Soundly Engineered

A good example of how Constructing the Past is soundly engineered can be seen by looking at the menu bar. I wanted it to be pretty minimal when I first made it with only three items on it. But after some feedback and discussion I realized it would work better to add a little bit more to it. The first three items on the menu bar were, About/Welcome (I have yet to settle on a final name for it), Buildings, and Photo Gallery. The About menu contains the information about the project and the History of the College. But History of the College could also work as it’s own menu bar since it is not necessarily a sub-category of any of the information. Another menu bar that I am thinking of adding is one about the conclusions of the project and the connections between the other buildings. I have yet to come up with an encompassing name for it yet but would add this to my menu bar to stand alone with no subcategories. This would bring it up to five items to select from in the menu bar.

The most important item in the menu bar is the Buildings item. It lists the three buildings I am looking at and the subcategories that they have, Timelines, History, and Looking At (Which is not the final name). I decided to put them all under one tab because that means that potentially more buildings could be added to the analysis of the campus community. If they were all up in the menu then it makes it seem like those are the only buildings to look at when using buildings to analyze the campus. Those are just the ones I chose. By having them under a building tab it shows the potential to add more since many other buildings on campus would work and could potentially be added. This is soundly designed it was an active choice to represent how the information is organized.

This project is also soundly engineered because before starting this project I looked into what resources or documents existed.  I had already talked with the McPhersons, went to the Adams County Historical Society to look at information on the Breidenbaugh family, and talking to people at facilities to determine what information they had on the buildings and to see the Brua Architectural plans that they had. This project was guided by the information that I had already gathered. I could have found other buildings to focus on, and in my research I found many other buildings that would reflect the changes that were made and their reflection on the campus community. But I chose the three that I did because I was interested in them and had the information. I thought through all the planning of this project before starting it and checked that the information that I would need to complete it would be possible to get. This helps insure it is soundly engineered because potential directions of the project have been explored. I am also ensuring that it is soundly designed by giving my process for deciding things here, like the students did in Sound Engineering: Toward a Theory of Multimodal Soundness in Jody Shipka’s article.

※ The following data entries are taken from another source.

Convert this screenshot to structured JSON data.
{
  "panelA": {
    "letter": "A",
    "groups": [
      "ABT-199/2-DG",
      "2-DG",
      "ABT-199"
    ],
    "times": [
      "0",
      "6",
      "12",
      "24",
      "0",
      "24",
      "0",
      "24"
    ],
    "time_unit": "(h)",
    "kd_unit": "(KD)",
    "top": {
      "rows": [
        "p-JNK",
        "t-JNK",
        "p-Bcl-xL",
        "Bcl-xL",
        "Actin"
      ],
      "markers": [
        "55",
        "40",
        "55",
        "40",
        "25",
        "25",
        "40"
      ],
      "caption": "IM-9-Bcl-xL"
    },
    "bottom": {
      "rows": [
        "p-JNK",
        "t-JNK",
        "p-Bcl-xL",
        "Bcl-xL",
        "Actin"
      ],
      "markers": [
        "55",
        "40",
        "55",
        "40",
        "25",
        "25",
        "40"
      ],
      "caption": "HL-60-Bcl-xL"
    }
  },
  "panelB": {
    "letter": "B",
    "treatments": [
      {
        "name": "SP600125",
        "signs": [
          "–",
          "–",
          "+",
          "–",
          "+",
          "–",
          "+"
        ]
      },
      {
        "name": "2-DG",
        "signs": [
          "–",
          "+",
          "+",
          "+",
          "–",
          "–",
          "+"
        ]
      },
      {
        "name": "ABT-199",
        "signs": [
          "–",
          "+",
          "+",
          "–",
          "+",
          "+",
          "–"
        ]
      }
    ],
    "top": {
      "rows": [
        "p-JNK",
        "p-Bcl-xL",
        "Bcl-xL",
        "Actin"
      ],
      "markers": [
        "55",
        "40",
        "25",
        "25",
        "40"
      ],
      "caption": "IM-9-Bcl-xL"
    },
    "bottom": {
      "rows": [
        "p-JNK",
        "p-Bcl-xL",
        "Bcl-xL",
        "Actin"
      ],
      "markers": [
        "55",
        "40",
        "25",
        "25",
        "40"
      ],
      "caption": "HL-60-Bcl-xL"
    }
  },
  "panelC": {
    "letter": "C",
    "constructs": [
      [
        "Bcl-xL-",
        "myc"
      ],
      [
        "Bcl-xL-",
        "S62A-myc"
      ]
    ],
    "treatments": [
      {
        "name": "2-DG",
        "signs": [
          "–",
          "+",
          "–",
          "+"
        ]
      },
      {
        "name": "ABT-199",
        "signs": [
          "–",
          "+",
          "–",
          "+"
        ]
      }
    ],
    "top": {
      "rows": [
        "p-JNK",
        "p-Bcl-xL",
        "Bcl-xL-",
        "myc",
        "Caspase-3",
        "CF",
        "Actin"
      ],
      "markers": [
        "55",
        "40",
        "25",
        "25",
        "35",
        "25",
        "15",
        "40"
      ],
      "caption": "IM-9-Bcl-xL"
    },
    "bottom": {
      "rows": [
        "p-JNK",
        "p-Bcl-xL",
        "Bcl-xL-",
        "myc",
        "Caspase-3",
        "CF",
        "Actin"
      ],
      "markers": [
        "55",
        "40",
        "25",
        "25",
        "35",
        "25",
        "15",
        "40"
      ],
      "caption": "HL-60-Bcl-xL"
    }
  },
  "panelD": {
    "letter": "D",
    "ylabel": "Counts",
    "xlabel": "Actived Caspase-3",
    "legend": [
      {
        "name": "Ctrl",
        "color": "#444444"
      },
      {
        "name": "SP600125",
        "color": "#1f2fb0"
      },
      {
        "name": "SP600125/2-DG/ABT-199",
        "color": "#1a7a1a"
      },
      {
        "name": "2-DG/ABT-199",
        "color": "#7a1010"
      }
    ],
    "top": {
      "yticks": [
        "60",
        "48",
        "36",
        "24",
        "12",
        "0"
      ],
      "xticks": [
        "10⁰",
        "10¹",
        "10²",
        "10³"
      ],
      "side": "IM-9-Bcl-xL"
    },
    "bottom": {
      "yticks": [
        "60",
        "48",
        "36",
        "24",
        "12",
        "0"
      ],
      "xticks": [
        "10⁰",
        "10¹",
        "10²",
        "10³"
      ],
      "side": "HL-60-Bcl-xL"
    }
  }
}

One Reply to “Soundly Engineered”

  1. I think your project has, from the beginning, embraced a sound engineering philosophy, in that you have been very focused with your research topics and what exactly you want to have done. Normally a project idea starts out very large, and has to be whittled down, but yours has been pretty on target from day one! I think that shows great DH instincts, for what they are.

    Menus are always one of the things I struggle with in DH projects, because you want to give your users a lot of options and guide them in a specific way, but not overwhelm them with too many choices. So for me, not everything has to be on a menu, just what you think is most important, and let the rest of the site guide your users. That being said, I think your current menu structure is good and fits the needs of your project.